Marie Bracquemond (née Quivoron-Pasquiou), was a French painter, printmaker and designer, who came from a family of artists. She was the wife of Félix Bracquemond (1833-1914), a printmaker, designer, painter and writer, and the mother of Pierre Bracquemond (1870-1926), a painter. After a difficult start in life, she began to study drawing at Étampes, near Paris. She took advice from Ingres but never received any formal teaching.

Admitted to the Salon from 1857, she was commissioned by the State to copy pictures in the Louvre. There she met Félix Bracquemond in about 1867 and married him on 5 August 1869. She was involved in her husband’s work for the Haviland Limoges factory and produced in particular several dishes and a wide panel of ceramic tiles entitled the Muses, shown at the Exposition Universelle in Paris in 1878; the sketch for this was shown at the Impressionist Exhibition of 1879 and was greatly admired by Degas.

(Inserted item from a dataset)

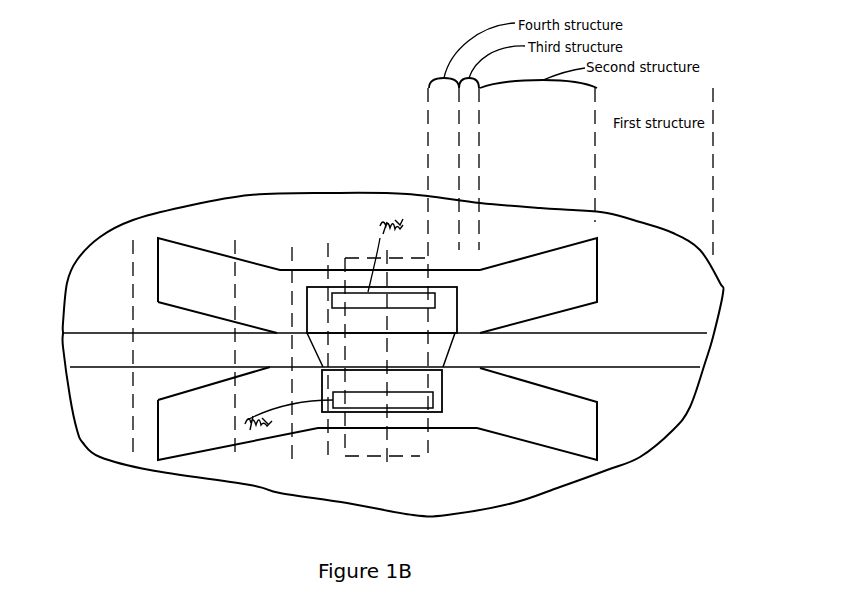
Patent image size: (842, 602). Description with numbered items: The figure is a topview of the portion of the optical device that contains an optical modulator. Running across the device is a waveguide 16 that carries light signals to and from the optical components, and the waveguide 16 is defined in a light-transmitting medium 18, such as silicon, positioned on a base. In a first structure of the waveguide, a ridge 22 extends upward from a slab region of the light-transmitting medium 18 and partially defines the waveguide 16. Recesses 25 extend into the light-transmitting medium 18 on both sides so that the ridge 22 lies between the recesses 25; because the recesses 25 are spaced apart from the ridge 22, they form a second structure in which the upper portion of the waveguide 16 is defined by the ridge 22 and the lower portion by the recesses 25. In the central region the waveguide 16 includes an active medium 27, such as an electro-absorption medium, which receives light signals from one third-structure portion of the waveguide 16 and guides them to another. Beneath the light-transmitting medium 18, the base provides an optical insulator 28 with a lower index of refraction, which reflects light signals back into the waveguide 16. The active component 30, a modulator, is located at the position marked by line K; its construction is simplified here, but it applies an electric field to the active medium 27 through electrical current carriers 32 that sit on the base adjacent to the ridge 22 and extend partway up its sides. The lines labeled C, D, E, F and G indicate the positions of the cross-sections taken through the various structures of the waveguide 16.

Originally very much influenced by Ingres and then by Alfred (Emile-Léopold) Stevens, her style of painting changed completely c. 1880 as a consequence of her admiration for Renoir and Monet and subsequently because of advice from Gauguin. The few pictures surviving from this period illustrate her conversion to a clearly Impressionist style, comparable to that of Berthe Morisot and Mary Cassatt. Examples include “The Lady in White” (1880; Cambrai, Musée Municipal), “On the Terrace at Sèvres” (c. 1880; Geneva, Petit Palais) and “Afternoon Tea” (c. 1880; Paris, Petit Palais).

After exhibiting at the Salon in 1874 and 1875, she took part in the Impressionist exhibitions of 1879, 1880 and 1886. In spite of the support of friends such as Gustave Geffroy, her husband was against any broadening of her career, and confined to Sèvres she produced only a limited amount of work.

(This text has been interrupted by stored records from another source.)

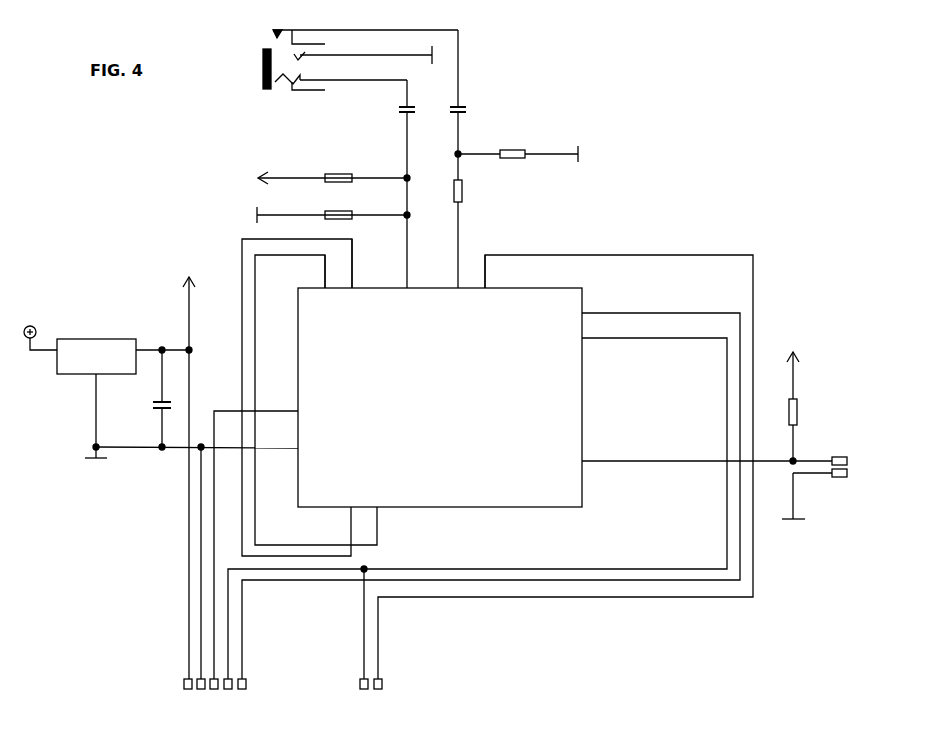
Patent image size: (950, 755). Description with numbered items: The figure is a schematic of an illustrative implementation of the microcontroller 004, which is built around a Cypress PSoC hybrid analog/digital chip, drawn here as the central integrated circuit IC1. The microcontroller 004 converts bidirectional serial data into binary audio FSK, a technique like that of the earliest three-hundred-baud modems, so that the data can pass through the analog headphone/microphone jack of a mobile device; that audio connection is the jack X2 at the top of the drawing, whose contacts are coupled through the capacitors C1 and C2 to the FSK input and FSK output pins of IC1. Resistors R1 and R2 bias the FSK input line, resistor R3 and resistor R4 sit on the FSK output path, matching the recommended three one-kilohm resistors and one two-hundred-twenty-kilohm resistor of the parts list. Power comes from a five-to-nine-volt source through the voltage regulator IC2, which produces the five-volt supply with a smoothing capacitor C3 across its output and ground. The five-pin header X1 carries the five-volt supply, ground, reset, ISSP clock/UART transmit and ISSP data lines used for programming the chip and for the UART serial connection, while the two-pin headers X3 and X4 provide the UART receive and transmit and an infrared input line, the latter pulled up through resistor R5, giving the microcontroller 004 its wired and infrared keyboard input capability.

The microcontroller 004 is at (660, 138).
The audio jack connector 1503_11 X2 is at (360, 59).
The capacitor 0.2 uF C1 is at (388, 184).
The capacitor 0.1 uF C2 is at (474, 105).
The capacitor 1 uF C3 is at (150, 398).
The resistor 1K R1 is at (326, 217).
The resistor 1K R2 is at (334, 176).
The resistor 220k R3 is at (456, 232).
The resistor 1k R4 is at (524, 155).
The resistor 10k R5 is at (796, 406).
The microcontroller IC1 is at (440, 384).
The voltage regulator 78L05Z IC2 is at (105, 378).
The programming connector 22-23-2051 X1 is at (222, 656).
The connector 22-23-2021 X3 is at (378, 708).
The connector 22-23-2021 X4 is at (837, 488).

According to her son Pierre, Félix Bracquemond was often resentful of his wife, brusquely rejecting her critique of his work, and refusing to show her paintings to visitors. In 1890, Marie Bracquemond, worn out by the continual household friction and discouraged by lack of interest in her work, abandoned her painting except for a few private works. She remained a staunch defender of Impressionism throughout her life, even when she was not actively painting.

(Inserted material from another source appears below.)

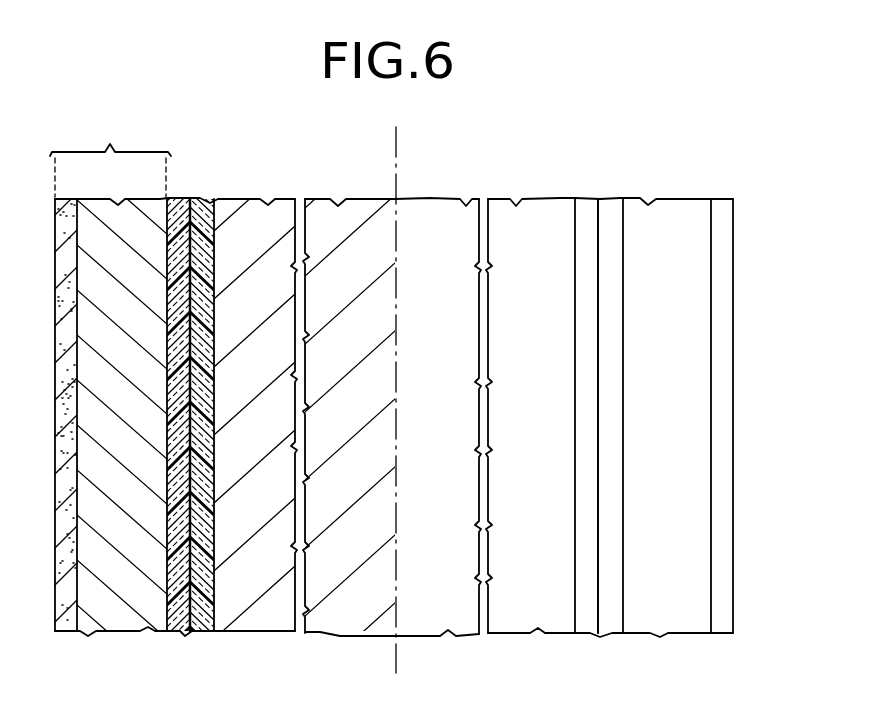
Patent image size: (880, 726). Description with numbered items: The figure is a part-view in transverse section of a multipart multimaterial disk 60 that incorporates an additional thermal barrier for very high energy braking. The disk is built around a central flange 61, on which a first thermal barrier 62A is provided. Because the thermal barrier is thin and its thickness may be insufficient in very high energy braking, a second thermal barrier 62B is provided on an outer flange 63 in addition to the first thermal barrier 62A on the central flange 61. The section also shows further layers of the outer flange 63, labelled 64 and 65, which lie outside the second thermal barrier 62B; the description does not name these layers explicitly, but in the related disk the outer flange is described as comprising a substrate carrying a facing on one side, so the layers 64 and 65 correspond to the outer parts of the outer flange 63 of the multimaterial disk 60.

The retrospective exhibition of 1919 at the Galerie Bernheim-Jeune, Paris, included 90 paintings (to a large extent small sketches), 34 watercolours and 9 engravings. She also produced ceramics and several drawings for ‘La Vie Moderne’ (1879-80). With Morisot, Gonzalès and Cassatt, she was one of the greatest female representatives of Impressionism.

The painting of 1887, above is from a private collection and is entitled “Under the Lamp”. Bracquemond has captured an intimate moment of a couple at the dinner table, the light of the lamp lending an added dimension of cosiness and intimacy to the scene. The subdued lighting has not affected the luminous qualities of her colours. The composition is finely balanced although seemingly asymmetric and the overall effect is one that draws the viewer in, participating in the impression of the moment.


  1. I had never heard of this artist, thank you for the introduction.